Ian Hislop’s genial radio series on the earliest English jokes got off to an odd start since the joke in question – Pope Gregory’s description of the Angli being more like Angeli – was a Latin one. Romans had much to say about humour, most of it cribbed from ancient Greeks.
Cicero saw jokes as an important oratorical weapon: they win approval, mock an opponent, relieve tedium and show the orator to be a man of accomplishment and taste – though he warned against laughs for their own sake. Their main sources were diction, situations, the ridiculous (ugliness and deformity) and the unexpected. Among the most effective form of verbal witticisms he identified e.g. ambiguity, plays on words and well-known sayings, allegory, irony, incongruity, caricature and understatement.

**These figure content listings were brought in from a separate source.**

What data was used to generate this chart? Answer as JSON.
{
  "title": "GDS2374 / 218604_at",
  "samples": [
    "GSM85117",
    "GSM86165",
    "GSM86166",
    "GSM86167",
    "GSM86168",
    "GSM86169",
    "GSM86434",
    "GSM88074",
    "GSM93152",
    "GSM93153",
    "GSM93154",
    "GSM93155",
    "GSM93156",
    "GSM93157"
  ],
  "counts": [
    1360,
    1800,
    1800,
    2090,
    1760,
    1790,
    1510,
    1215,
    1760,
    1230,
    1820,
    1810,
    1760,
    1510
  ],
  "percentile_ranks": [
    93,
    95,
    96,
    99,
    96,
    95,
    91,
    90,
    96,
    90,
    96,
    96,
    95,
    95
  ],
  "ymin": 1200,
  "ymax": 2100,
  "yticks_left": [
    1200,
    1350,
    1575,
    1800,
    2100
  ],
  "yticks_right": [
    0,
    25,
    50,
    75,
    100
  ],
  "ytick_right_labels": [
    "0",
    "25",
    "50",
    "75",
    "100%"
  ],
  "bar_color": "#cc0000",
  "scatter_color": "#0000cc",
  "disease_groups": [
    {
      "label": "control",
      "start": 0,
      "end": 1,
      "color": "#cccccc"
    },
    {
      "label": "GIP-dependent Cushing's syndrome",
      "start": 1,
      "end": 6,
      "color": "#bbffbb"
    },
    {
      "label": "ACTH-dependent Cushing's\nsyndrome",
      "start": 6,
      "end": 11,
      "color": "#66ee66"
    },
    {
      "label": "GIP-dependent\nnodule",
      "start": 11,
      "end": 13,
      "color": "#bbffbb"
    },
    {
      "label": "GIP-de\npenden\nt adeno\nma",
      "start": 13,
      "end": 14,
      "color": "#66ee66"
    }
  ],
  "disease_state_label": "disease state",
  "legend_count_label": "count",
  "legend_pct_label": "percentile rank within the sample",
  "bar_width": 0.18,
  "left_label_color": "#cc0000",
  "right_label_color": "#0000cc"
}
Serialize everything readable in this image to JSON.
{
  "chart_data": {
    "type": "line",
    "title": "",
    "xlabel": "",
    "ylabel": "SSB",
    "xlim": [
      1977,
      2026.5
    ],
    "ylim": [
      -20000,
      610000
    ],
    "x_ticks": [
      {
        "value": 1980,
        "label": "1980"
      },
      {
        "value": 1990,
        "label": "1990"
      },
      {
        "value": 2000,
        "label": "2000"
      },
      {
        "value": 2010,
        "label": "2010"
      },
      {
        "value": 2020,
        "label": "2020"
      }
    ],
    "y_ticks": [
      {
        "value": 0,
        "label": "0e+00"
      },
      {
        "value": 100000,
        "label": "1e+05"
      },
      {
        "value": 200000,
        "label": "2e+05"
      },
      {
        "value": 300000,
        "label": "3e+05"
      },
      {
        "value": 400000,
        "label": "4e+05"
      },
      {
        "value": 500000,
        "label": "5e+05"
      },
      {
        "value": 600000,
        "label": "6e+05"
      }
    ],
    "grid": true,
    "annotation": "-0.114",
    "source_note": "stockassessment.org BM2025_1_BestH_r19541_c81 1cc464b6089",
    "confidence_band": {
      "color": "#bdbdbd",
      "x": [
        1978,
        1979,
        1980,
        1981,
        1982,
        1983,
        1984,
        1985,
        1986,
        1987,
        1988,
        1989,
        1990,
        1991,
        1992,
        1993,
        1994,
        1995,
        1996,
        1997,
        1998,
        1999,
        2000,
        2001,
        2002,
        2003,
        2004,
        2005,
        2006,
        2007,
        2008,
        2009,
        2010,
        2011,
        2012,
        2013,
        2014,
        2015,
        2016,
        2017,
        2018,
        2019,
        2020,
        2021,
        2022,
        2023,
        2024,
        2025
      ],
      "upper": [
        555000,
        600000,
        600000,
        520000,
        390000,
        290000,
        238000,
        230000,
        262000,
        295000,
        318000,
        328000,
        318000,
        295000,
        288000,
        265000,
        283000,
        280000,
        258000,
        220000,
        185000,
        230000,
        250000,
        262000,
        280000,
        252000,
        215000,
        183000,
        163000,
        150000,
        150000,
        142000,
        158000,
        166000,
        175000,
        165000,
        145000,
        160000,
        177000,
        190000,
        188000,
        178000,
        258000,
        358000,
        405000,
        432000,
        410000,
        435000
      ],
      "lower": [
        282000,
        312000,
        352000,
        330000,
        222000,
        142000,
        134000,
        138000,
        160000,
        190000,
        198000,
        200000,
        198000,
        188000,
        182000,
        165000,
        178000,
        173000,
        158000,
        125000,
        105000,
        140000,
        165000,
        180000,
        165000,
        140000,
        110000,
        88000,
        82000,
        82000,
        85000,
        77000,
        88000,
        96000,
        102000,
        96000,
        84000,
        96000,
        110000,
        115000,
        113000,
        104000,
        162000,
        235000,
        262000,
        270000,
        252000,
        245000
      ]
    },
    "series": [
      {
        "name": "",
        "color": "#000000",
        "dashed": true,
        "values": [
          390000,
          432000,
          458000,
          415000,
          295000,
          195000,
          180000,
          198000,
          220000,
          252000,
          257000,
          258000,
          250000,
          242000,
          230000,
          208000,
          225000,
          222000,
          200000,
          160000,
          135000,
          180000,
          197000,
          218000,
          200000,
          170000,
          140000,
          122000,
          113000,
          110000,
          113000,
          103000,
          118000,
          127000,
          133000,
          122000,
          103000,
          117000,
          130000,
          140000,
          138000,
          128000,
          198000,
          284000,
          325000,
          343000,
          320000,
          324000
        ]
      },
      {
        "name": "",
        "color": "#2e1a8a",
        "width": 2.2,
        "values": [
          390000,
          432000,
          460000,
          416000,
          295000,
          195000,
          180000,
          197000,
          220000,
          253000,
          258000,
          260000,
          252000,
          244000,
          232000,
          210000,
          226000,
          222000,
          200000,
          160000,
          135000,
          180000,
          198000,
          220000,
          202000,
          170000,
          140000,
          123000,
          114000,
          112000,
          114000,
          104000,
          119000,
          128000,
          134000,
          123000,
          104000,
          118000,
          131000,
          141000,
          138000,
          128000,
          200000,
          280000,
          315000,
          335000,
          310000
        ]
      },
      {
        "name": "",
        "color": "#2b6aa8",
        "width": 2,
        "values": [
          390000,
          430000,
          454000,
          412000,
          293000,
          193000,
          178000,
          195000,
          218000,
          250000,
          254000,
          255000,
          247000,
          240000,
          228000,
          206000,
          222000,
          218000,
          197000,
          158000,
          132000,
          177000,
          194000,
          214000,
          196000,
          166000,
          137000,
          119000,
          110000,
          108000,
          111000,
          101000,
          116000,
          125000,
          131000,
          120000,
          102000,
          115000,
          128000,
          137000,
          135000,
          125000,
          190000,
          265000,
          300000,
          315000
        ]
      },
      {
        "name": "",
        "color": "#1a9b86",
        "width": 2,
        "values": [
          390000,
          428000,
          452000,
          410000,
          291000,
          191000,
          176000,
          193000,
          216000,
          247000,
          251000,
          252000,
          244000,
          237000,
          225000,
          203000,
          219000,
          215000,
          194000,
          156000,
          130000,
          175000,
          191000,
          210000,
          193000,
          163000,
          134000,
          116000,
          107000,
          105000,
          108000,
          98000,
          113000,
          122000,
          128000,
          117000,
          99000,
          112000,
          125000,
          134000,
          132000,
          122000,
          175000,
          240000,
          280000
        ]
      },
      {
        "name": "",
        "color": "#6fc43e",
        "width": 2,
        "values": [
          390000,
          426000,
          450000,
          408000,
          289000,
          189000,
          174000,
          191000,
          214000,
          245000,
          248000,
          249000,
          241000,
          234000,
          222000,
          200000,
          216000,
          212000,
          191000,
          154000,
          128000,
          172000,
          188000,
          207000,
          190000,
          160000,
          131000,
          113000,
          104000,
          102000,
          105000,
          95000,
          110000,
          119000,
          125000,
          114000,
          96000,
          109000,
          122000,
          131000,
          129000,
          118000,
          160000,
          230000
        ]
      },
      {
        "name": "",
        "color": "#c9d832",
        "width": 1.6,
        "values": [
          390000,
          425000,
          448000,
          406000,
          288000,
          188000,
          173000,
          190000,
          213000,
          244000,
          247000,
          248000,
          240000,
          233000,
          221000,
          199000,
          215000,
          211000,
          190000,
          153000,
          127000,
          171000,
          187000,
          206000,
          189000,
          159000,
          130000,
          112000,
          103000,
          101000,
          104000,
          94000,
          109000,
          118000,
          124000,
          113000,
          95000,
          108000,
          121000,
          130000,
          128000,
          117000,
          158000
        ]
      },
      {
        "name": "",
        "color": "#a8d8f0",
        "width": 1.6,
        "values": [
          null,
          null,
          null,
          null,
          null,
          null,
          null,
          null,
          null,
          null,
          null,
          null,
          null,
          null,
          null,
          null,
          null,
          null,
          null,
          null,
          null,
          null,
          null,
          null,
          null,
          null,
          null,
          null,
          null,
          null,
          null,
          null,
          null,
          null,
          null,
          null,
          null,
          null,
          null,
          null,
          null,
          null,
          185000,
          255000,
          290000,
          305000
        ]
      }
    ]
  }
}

All these are well exemplified in comedy, our earliest examples of Roman literature (from c. 200 bc), which drew heavily on Greek models, though comedy being a different animal from political oratory the humour was less refined. The jokes, puns and wordplay, complete with song and dance, come thick and fast in the ludicrous situations that Plautus (d. 182 bc) constructs in comedies. These involve chaos and misunderstanding, irony, suspense and surprise as the household’s tricky slave – the part Frankie Howerd made his own – gives a hand to his helpless young master in winning out against the wishes of his stern but foolish, easily deceived old father, usually in matters of love (to which the father is often as prone as the son); and all made more complex still by the pimps, slave dealers and randy soldiers that always emerge in such situations – even better when twins are involved. That said, the tone of the comedies is lighthearted, gratifying the audience’s sense of superiority, never malicious. Humour has been endlessly theorised, but the ancient analysis seems to have covered most of the means by which laughs are generated.